I recently got to read an advance reading copy of Conversations from the Edge by Joy Ward, a collection of interviews she conducted for Galaxy’s Edge magazine since 2014. I spend a lot of time thinking about SF—what it is, how it works, why I love it (see here, here, here, here, here, and here). It’s wonderful to hear SF writers talk about the genre and how they see it.
There were two quotes about science fiction in this collection that particularly struck me: one from Nancy Kress and one from Connie Willis. (This is an ARC so apply the standard disclaimer that the accuracy and page numbers of quotes might change.)
From the interview with Nancy Kress in which she talks about how science fiction gives her a big canvas to work with:
I like to be able to visualize in my books people from different societal levels, different classes, and different positions in life. Much of modern-American literature … focuses in a very small range. This family, this marriage, maybe this community, but it doesn’t cover a lot of time and it doesn’t cover a lot of space. The Victorians did do that. In many ways, the modern science fiction novel is the inheritor of the Victorian novel. … I liked the grandness of it, the size of it. (p. 45)

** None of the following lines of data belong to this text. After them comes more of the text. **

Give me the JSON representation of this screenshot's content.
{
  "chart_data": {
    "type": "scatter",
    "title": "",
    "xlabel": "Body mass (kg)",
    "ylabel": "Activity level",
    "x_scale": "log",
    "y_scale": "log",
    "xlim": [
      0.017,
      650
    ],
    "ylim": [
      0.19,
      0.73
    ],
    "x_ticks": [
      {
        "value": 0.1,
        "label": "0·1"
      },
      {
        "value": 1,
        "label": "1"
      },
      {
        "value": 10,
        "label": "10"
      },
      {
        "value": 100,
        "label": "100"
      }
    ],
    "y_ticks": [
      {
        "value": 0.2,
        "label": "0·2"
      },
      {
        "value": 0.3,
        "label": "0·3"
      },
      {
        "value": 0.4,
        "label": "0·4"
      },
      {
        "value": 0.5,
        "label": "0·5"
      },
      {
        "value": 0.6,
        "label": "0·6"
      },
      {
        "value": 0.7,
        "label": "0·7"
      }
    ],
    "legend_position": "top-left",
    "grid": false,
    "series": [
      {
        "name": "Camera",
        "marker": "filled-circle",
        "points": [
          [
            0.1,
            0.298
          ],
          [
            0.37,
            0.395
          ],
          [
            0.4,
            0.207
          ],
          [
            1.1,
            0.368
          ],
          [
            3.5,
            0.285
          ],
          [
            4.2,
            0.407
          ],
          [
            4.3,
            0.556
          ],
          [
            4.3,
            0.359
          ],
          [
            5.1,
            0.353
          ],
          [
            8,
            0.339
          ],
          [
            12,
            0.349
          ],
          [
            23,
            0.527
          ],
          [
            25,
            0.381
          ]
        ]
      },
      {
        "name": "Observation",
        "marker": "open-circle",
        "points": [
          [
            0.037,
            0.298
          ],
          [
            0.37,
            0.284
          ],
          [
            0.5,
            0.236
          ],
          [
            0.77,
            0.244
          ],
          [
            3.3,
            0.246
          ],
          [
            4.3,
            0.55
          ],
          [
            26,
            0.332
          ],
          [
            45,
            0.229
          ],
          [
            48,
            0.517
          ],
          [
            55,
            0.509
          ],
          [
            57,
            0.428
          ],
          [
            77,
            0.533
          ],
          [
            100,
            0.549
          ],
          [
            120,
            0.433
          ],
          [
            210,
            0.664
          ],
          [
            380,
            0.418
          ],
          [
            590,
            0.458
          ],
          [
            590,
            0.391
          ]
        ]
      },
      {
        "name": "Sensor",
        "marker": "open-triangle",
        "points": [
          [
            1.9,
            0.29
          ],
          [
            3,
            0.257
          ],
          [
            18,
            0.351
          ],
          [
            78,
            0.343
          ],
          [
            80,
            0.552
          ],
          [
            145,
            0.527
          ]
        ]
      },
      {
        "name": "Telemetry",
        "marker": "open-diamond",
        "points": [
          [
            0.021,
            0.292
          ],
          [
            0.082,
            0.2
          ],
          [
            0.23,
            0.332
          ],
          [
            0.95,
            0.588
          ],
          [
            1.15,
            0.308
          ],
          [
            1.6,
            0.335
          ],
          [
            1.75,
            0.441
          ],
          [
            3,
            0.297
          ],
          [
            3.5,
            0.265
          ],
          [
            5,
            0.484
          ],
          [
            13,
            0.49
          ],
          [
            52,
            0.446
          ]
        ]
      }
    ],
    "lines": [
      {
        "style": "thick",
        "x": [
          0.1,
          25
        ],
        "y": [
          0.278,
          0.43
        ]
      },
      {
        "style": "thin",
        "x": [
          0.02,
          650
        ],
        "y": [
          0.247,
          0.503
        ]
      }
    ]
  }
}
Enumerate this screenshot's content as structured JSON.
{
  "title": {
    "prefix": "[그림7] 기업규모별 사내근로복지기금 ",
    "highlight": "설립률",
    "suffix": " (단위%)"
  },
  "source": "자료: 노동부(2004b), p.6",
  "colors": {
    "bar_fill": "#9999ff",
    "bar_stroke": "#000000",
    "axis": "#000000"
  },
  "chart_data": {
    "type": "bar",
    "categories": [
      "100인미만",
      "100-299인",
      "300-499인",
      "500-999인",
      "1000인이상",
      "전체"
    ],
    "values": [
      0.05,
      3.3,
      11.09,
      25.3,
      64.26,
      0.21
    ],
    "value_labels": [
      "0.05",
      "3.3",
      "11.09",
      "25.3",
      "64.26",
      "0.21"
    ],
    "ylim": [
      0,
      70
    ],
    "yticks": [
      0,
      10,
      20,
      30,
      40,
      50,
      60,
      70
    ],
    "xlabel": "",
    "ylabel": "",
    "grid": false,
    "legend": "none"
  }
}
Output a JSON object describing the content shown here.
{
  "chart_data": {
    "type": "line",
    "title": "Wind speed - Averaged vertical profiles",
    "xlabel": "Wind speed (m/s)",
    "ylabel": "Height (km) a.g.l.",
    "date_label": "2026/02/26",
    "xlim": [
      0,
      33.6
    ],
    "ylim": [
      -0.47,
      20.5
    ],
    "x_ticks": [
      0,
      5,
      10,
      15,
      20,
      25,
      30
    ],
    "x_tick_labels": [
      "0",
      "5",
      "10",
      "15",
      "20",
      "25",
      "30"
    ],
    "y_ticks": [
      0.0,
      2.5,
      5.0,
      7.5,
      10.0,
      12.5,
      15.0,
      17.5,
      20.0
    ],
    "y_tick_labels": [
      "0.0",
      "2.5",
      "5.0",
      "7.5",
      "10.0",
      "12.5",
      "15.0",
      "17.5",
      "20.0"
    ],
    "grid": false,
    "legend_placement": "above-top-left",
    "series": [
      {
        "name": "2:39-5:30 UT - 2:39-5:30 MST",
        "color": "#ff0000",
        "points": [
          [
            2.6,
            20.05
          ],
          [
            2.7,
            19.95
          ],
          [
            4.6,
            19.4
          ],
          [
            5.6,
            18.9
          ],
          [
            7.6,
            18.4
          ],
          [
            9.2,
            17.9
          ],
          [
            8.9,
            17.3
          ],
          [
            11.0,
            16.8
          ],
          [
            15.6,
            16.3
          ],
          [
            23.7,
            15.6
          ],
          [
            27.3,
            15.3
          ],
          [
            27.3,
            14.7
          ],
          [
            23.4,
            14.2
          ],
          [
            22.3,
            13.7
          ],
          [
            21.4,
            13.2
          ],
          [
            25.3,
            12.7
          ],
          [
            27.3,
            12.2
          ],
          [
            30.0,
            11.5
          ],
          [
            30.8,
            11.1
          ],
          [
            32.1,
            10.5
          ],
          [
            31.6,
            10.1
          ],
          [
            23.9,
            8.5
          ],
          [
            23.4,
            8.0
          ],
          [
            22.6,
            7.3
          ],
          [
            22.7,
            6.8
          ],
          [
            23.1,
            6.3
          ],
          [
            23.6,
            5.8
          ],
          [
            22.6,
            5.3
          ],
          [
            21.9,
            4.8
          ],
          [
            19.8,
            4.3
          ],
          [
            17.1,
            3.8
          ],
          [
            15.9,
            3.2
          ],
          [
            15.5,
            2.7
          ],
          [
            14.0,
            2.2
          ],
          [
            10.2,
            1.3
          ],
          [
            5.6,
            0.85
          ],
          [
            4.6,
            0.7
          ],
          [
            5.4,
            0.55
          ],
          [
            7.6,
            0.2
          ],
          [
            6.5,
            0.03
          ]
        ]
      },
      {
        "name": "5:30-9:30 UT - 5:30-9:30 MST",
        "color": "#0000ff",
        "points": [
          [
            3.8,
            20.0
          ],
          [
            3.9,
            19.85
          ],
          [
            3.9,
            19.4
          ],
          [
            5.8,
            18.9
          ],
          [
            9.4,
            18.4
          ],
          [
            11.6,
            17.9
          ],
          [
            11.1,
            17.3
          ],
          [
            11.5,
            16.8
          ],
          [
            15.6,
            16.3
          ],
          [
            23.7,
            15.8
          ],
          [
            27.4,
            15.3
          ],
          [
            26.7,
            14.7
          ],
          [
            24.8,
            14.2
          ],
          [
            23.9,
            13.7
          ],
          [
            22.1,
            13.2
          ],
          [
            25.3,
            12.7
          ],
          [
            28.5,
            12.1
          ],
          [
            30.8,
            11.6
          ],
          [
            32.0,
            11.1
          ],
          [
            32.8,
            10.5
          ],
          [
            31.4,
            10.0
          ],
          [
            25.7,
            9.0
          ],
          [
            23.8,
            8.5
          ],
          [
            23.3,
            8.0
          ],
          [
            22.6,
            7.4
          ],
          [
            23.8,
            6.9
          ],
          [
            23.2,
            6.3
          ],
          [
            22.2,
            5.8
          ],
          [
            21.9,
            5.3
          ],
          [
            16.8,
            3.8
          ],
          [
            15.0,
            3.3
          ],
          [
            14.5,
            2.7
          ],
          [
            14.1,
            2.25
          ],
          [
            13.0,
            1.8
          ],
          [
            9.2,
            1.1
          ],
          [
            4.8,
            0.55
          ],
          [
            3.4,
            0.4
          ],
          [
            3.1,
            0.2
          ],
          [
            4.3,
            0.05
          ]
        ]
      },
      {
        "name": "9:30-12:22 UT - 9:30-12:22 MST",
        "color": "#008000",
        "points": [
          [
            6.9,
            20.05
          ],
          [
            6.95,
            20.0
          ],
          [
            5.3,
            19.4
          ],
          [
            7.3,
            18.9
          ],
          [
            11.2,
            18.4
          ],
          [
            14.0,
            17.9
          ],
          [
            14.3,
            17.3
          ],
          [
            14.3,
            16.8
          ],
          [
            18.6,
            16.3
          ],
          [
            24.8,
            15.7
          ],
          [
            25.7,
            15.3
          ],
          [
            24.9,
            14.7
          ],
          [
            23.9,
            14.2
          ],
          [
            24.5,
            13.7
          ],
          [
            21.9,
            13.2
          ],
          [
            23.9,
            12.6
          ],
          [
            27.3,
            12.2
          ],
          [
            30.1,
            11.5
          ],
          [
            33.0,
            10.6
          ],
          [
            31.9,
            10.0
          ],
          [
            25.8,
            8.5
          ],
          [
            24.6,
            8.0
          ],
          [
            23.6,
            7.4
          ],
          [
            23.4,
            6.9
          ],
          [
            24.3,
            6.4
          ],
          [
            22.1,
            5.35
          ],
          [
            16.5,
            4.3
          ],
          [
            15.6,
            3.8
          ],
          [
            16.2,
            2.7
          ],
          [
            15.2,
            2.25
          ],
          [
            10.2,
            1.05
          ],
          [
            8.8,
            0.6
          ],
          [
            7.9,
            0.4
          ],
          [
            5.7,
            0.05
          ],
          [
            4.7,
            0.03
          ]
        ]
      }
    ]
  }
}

(Interview first published in Issue 28 of Galaxy’s Edge, September 2017)
From the interview with Connie Willis about how you have a responsibility to account for unintended consequences when you envision science fictional worlds:
Ed Bryant said that the ordinary person in 1895 might be able to predict the automobile. The visionary person would have predicted the interstate highway. The science fiction writer would have predicted the traffic jam. (p. 255)
(Expanded from the interview that appeared in Issue 16 of Galaxy’s Edge, September 2015)
I love the perspective of these two understandings. I think Kress is correct: very few other genres of fiction deal with stories of the scale and scope that SF does. Big Ideas require big playgrounds to explore them properly. While there are some modern-American novels I can think of which offer large scope, it’s not the norm anywhere outside of SF.
I sometimes forget that world-building is itself a Big Idea.
Willis’ quote makes me laugh and I like how it emphasizes the way SF writers attempt to extrapolate as much as they can from a given premise—what would it mean if this technology existed, if this scientific or fantastical idea were true? How would the world be different? What would it make possible?
The details matter. Examining the consequences of different possibilities is at the heart of the joy of reading SF.
It also highlights what I see as two intertwined but opposed threads in SF: optimism and pessimism.
I came to science fiction just before the advent of cyberpunk. I grew up on Golden and Silver Age novels. For me, SF is inherently optimistic and full of wonder. The classic works were written by men who believed science could make the world better and they were the prophets of that change. They believed they could save the world.
The classical Greek philosophers believed that philosophy begins in a sense of wonder—wonder at the world around them, wonder at the nature of human beings. I always felt this way about SF. I forged my love of SF on works written in a sense of wonder, an awe of the potential of humankind.
Because I tend to think of SF as, first and foremost, a genre of optimism and wonder, it seems too cynical to me to suggest the science fiction writer would predict traffic jams.
Clearly, though, optimism and wonder don’t describe all SF. Witness the glut of dystopian novels over the past couple decades (of which I’m actually a huge fan). Cyberpunk was exceedingly cynical, as is lots of military SF. Cynicism and pessimism were there even in the Golden Age (it just wasn’t the stuff I grew up reading).
SF doesn’t have to be optimistic. It doesn’t have to be wonderful. There are plenty of SF writers who predict traffic jams and go even farther: road rage, carbon pollution, urban isolation and rural desolation, cultural stratification.
So many classic SF authors thought science and science fiction could make the world better. But it didn’t fix things, not really. Science has made the world much better but not without costs and unintended consequences. We still don’t have flying cars. And people are people: you can’t make us “better” without essentially changing what we are. Pessimism has earned its place.
We could talk about how cynicism isn’t the opposite of hope—even cynical SF sees hope for the future, even if it’s only hope for our ability to survive apocalypse. Any genre which attempts to envision the future is inherently hopeful to some degree.
We could talk about the belief that people and the world can be made better and how that idea misunderstands the nature of people and society, how it can cross a shadowy line into vilifying human nature despite best intentions.
But those are MUCH bigger topics than I want to get into here. I just want to share my thoughts about these two quotes and how they inform and expand my understanding of SF.